Contributors
Economist Veronique de Rugy is on a first-name basis with bigwigs at the Department of Homeland Security, an agency she has been tormenting for the last two years. "They think I'm a horrible pain in the ass," she comments. A one-woman army against wasteful spending, De Rugy has sparred with the department's bureaucrats in the halls of Congress, on numerous op-ed pages, and at her headquarters, the American Enterprise Institute. In this month's cover story ("Are We Ready for the Next 9/11?," page 24), De Rugy asks why homeland security money is buying new exercise equipment for New Jersey firefighters and a defibrillator for a Tennessee high school. She looks forward to another round of infuriated e-mails, op-eds, and phone calls from her friends in Washington.
Devotees of Tim Harford's "Dear Economist" column in the Financial Times know he has a knack for lending an economist's objectivity to deeply personal issues. (A December questioner frets: "I only really fancy my girlfriend after I've had a few drinks. Is this relationship worth pursuing?") So it's no surprise that Harford's recent trip to Cameroon, where he traveled to research his book The Undercover Economist (excerpted this month on page 32), had a deeply personal outcome: Harford proposed to his girlfriend on the summit of the 14,000-foot Mount Cameroon. "She asked me if I was joking," he says, "and we celebrated with some boil-in-the-bag noodles."

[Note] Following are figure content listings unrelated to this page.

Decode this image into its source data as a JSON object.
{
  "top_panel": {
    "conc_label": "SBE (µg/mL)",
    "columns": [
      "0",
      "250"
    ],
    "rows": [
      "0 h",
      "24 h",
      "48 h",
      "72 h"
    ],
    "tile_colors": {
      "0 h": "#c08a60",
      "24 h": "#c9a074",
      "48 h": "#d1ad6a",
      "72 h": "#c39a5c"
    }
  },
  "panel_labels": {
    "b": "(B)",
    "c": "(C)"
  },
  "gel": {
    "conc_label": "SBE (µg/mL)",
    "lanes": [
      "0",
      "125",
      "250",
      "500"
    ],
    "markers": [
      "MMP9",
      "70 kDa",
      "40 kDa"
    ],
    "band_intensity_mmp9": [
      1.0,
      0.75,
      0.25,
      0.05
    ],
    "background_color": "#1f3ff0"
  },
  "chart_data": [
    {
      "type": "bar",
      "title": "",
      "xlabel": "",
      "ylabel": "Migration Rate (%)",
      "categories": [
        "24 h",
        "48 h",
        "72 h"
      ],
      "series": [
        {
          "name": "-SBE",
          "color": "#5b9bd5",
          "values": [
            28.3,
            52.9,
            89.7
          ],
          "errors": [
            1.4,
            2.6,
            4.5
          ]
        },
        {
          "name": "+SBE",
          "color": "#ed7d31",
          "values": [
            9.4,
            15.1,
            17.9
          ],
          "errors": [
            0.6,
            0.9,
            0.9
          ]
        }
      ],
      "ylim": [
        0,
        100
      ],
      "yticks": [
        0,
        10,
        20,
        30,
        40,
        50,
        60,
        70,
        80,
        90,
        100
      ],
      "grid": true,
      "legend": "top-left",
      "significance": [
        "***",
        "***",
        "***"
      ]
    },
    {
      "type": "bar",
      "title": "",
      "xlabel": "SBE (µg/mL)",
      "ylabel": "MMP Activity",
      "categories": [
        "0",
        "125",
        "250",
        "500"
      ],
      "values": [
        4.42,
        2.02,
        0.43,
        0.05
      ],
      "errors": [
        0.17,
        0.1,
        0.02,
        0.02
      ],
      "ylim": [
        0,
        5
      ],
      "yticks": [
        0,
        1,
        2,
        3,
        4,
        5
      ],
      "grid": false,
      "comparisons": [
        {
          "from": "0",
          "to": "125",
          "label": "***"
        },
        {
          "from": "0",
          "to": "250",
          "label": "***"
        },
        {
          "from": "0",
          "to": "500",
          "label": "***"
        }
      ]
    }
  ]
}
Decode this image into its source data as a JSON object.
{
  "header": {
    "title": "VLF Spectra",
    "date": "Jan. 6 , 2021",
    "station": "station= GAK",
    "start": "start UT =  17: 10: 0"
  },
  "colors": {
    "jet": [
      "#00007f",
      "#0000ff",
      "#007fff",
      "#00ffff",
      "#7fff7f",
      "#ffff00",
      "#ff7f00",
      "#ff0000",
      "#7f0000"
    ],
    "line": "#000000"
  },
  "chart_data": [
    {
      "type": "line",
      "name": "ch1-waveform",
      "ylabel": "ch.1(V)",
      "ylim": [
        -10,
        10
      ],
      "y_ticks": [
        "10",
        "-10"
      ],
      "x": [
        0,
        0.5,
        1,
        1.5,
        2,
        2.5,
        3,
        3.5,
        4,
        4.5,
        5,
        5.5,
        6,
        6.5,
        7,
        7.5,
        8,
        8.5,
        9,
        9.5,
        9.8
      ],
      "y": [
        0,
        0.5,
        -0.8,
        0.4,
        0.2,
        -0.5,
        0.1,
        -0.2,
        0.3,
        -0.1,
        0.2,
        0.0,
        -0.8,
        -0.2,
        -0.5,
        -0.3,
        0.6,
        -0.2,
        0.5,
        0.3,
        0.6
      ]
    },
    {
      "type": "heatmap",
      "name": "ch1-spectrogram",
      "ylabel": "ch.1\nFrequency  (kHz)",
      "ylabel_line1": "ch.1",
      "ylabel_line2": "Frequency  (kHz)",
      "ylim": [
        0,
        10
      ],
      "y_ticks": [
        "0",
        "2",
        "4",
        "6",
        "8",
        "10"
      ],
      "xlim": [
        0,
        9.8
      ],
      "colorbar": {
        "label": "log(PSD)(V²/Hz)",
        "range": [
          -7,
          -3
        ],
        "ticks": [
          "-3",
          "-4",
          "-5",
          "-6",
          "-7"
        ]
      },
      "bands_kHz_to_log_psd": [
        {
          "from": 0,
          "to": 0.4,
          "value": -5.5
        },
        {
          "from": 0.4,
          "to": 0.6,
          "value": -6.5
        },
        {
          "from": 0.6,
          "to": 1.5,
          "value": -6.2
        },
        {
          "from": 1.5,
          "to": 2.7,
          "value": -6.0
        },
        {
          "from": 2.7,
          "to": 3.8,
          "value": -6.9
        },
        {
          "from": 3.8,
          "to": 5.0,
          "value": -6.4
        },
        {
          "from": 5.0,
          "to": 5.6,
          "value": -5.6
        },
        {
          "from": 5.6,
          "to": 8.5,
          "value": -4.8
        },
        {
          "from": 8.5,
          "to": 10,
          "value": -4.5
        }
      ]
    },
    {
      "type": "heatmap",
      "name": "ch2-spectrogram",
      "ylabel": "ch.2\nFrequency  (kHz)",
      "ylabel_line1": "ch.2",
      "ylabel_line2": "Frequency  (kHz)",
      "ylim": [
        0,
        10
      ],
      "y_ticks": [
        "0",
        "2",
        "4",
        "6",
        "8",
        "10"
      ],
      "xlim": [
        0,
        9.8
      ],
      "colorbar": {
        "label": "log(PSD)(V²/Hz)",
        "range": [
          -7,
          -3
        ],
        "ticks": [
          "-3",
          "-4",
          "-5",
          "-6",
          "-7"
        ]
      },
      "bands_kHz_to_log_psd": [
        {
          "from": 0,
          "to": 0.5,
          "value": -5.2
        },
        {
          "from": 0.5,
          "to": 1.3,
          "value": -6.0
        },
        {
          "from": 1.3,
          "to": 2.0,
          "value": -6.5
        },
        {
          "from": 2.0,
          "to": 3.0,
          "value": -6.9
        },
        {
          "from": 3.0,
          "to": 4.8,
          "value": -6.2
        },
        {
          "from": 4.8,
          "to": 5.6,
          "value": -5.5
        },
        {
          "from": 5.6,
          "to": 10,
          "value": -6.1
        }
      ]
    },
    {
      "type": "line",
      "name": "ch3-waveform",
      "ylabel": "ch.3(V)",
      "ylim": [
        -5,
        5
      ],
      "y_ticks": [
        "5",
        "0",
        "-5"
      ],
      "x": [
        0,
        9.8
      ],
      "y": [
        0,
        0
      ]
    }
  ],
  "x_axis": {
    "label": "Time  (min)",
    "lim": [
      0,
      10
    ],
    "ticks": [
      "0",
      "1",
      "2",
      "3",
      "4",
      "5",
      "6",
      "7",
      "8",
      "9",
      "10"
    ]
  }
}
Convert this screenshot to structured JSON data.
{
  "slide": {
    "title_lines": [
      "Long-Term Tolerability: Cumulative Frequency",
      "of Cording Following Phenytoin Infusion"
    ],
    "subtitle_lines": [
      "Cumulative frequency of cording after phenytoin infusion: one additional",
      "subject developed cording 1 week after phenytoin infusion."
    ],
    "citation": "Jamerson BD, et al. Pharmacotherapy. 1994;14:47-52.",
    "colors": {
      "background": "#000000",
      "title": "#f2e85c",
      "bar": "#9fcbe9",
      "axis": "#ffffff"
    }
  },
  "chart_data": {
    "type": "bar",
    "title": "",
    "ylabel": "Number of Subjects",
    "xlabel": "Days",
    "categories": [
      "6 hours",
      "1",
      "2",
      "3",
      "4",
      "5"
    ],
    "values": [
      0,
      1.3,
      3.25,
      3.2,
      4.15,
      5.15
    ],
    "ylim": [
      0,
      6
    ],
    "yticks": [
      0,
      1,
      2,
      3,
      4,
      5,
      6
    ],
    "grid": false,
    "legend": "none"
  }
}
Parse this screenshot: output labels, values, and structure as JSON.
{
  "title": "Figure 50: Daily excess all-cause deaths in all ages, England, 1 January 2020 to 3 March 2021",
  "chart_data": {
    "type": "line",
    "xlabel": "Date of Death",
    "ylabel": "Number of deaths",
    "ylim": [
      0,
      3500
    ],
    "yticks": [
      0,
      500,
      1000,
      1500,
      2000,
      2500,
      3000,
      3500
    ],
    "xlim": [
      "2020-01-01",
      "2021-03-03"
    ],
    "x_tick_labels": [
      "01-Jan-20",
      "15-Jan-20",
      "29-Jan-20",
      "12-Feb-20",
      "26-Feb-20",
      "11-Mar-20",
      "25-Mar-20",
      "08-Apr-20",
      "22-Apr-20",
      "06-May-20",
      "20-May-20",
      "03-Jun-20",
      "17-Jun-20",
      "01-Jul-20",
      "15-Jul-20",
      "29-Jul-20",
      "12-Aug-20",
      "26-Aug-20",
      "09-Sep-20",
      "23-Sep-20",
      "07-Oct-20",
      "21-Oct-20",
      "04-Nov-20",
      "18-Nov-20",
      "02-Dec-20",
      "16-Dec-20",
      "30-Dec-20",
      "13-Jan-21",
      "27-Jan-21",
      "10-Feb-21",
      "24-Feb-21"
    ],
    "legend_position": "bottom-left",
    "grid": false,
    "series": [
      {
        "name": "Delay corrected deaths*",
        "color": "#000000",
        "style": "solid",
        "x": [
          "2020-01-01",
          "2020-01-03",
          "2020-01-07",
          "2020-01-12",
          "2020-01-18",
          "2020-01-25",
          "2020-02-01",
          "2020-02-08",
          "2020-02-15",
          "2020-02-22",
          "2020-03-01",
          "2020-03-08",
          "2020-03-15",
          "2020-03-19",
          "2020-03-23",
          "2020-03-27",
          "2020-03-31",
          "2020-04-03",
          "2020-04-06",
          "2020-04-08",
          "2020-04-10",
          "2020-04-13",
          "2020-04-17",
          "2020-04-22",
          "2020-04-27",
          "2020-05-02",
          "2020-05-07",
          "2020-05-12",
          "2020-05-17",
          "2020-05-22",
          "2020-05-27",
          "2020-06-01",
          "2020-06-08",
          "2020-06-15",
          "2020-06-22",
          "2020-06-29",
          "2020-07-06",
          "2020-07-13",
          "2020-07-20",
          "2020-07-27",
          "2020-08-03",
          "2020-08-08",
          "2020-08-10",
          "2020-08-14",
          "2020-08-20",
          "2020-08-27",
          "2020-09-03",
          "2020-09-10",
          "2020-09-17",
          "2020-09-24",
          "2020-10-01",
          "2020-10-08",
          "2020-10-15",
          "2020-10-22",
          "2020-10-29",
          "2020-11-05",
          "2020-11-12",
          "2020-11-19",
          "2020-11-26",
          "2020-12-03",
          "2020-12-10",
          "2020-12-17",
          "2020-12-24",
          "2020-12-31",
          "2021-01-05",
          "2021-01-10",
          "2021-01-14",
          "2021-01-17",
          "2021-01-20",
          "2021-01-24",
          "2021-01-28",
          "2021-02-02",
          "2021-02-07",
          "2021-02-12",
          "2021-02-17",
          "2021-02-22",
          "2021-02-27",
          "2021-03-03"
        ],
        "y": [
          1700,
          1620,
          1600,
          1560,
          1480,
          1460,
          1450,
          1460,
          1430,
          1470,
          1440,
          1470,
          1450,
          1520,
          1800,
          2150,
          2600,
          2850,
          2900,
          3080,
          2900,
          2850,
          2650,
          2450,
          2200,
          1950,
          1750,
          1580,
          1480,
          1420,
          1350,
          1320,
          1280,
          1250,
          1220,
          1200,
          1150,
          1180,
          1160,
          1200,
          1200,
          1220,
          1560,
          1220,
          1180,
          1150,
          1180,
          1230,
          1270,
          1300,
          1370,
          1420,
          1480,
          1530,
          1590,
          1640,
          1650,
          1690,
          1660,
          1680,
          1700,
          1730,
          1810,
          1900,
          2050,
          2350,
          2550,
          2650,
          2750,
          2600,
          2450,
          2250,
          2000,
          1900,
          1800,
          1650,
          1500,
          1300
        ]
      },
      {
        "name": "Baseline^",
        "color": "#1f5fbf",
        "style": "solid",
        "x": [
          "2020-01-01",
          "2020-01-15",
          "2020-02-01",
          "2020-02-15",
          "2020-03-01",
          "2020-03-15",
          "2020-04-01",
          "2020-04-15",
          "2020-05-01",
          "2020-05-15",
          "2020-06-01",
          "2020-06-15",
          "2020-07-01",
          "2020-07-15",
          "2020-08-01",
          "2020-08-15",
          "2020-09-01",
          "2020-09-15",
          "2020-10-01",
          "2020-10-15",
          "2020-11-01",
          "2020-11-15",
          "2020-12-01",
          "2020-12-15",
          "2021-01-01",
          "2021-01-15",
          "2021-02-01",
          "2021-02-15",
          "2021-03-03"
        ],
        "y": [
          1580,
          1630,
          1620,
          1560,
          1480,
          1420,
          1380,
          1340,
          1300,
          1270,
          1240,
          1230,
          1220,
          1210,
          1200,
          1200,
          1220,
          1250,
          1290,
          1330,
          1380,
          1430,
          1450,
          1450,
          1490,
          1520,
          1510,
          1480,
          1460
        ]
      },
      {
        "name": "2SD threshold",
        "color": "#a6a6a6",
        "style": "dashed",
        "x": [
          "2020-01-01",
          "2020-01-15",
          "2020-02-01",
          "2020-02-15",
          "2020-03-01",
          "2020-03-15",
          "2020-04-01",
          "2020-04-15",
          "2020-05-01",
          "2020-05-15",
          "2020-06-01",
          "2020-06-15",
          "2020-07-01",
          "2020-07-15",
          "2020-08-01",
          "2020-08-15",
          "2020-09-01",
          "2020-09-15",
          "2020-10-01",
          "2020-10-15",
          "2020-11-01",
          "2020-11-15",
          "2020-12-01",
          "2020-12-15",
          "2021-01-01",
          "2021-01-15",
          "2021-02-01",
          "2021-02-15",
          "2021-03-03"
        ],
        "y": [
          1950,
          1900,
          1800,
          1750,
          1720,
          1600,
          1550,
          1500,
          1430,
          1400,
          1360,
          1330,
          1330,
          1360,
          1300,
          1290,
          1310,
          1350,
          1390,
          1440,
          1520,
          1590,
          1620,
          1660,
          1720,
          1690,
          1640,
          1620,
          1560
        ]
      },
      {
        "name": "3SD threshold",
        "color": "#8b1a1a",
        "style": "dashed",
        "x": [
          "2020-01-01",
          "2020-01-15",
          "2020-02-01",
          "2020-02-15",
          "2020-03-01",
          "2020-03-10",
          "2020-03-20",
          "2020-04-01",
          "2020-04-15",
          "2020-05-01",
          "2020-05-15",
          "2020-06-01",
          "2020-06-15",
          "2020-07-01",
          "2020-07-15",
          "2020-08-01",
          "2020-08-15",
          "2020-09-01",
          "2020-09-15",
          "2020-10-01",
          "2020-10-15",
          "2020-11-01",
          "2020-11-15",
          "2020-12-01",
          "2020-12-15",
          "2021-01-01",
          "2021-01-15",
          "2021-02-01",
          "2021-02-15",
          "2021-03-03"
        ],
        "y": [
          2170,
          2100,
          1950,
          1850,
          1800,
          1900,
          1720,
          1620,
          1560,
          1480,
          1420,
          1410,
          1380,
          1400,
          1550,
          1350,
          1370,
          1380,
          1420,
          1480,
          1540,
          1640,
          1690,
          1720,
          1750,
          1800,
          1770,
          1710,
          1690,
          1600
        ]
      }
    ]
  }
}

As a semiotic brand analyst, A.S. Hamrah teases hidden meanings from the objects we buy. As a cultural critic, he does the same with the entertainment we consume. In this issue he does both, penning an analysis of movies that obsess over the morbidly obese ("Fat Suit Chic," page 55) and dishing out some semiotics expertise in Kerry Howley's feature about Fair Trade coffee ("Absolution in Your Cup," page 40). A prolific critic, Hamrah has published articles in The Baffler, The Boston Globe, Hermenaut, Newsday, and Suck, among other outlets.